Bitter is de minst favoriete smaak in de Indonesische keuken. Bitter in de Indonesische keuken komt meestal van salambladeren (daun salam) of bittere meloen. Indonesiërs houden van hun groenten en één daarvan is de bittere meloen. Deze kalebassen zijn in heel Azië erg populair en in Indonesië wordt de kleine versie meestal rauw gegeten, terwijl de grotere bittere meloen meestal wordt gekookt en in allerlei gerechten wordt gebruikt als bittere tegenhanger van andere smaken.

Indonesische bittere meloen

Salambladeren, of Indonesische laurierbladeren, worden traditioneel gebruikt als smaakmaker in Zuidoost-Aziatische keukens en op de Indonesische eilanden Bali, Java en Sumatra. Het blad geeft een licht bittere smaak aan gerechten en wordt gebruikt op dezelfde manier als Amerikanen en Europeanen laurierbladeren in hun gerechten gebruiken. Hoewel salambladeren gewoonlijk Indonesische laurierbladeren worden genoemd, kunnen ze niet door Westerse laurierbladeren worden vervangen.

Indonesisch laurierblad (daun salam)

Veel gerechten in de Indonesische keuken vertonen vaak een duidelijke balans van deze smaken. Zelfs een eenvoudig gerecht, zoals Roedjak Manis, gemaakt van (onrijpe) tropische vruchten zoals ananas, wordt gecombineerd met trassi voor een hartige, zoute smaak, ketjap manis voor een zoete smaak, sambal voor wat pittigheid, en tamarinde voor een beetje zuur tegenwicht. Meer uitdagende gerechten, zoals Rendang Daging, bevatten alle smaken.

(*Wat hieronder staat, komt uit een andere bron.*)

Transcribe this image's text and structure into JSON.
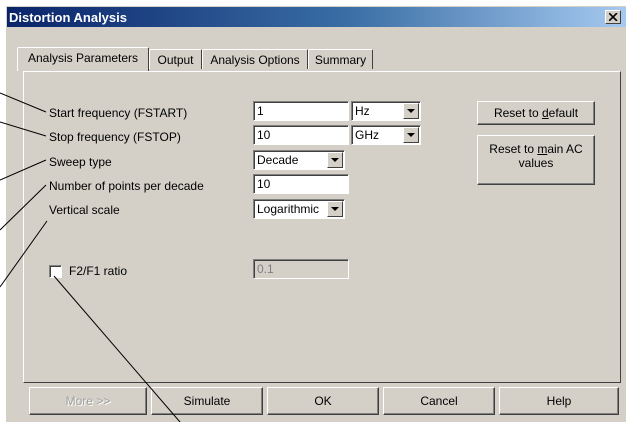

Het proeven van mengsels en pasta's, en het aanpassen van ingrediënten tot je de perfecte smaakbalans proeft, kan een uitdaging zijn. In mijn Indonesische kookworkshops begeleid ik mijn gasten in dit proefproces en laat ik ze uitvinden welke smaak moet worden toegevoegd, nadat ik ze natuurlijk van mijn tips & tricks heb voorzien.